Not moments after I started researching this current topic Rep. John Dingell (D-Mich) released an op-ed characterizing skewed numbers as a veritable absolute. Nonetheless, they are nothing more than an oversimplification which, as most political talking points do, overlook specifics.
But the facts scream louder than even the angriest protester – and the data tells us the current system could literally destroy our way of life. Consider these statistics:
- The top ten health insurance companies made $8.2755 billion last year and they stand to make more when medical costs go up.
- The average annual premium for employer-sponsored health insurance is $13,375 for family coverage.
- Approximately 45,000 people die each year because they lack health insurance.
As pointed out above in this post, the employee pays $3,515 out of the $13,375 premium. The employer picks up the rest of the required payment. Interesting that Rep. Dingell, in typical Washington reprobate fashion, makes no mention of this.
Medicare Expansion, Debt Expansion
Time, and time, and time again we have wondered, “Why would an sane person try and expand on a system that is already broken almost beyond repair?” The key word here is sane, something which our officials are obviously not.
WSJ-The bill expands eligibility for the Medicaid program to those making as much as 150% of the poverty level, or $33,075 for a family of four under current guidelines.
By increasing the rolls of Medicare in such a cumbersome fashion you not only increase the amount of outlays by the federal government, you create more pressure on state governments as well. Due to their already fragile fiscal state this will only complicate matters further.
Take California for instance. (This article was written when the proposal was raising the medicare eligibility to 133% above the poverty line.)
Mercury NewsWith about 6.8 million enrollees, Medi-Cal is the nation’s largest Medicaid program. Its costs are split roughly 50-50 between the state and the federal government. The state is slated to spend $10.9 billion on the program this year, more than the entire corrections budget, making it one of the biggest line items in the state’s $85 billion general fund budget.

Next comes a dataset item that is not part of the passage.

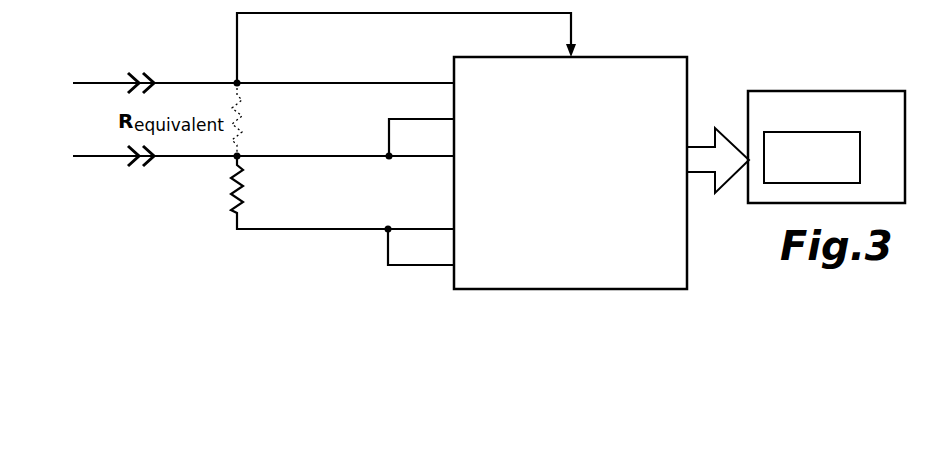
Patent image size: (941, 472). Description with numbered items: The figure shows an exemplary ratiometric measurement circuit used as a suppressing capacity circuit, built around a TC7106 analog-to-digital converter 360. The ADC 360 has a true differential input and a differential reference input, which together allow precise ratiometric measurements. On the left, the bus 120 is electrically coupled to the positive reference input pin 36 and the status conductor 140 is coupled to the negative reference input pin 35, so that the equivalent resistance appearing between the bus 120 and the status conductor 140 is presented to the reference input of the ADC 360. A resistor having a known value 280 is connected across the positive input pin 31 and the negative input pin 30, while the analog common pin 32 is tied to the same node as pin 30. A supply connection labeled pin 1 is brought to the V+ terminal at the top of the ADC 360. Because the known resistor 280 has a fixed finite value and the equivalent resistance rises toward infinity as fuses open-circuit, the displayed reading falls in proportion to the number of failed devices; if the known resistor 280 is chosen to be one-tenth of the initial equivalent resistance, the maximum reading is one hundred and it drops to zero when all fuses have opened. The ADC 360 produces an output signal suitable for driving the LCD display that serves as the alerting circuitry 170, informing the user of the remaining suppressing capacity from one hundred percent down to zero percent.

Health reform plans pending in the Senate and House both would greatly expand Medicaid by allowing anyone who makes less than $14,400 a year — or 133 percent of the federal poverty line — to sign up. Currently the threshold is $10,830. The governor’s staff estimates that Medi-Cal rolls could jump by 1.6 million as a result; nationwide, 11 million new people are expected to sign up for Medicaid if either of the Democratic proposals becomes law, according to the nonpartisan Congressional Budget Office.
How big a stress that would put on state coffers is being hotly debated in Congress. State officials estimated that one early proposal could foist as much as $8 billion a year in new costs on California, although they now call that a worst-case scenario.
Not much to “hope” for in H.R. 3962, there hasn’t been much “change” from the past proposals. All our clever Democrats in Congress have done is change a few names–consumer option instead of public option–and piled on more budgetary gimmicks. In the Progressive rush to obtain votes from “Moderate Democrats” and quell their debt concerns, which hasn’t been accomplished, they have chosen to do nothing about the rising cost of health care. Only to add their poison pill to it.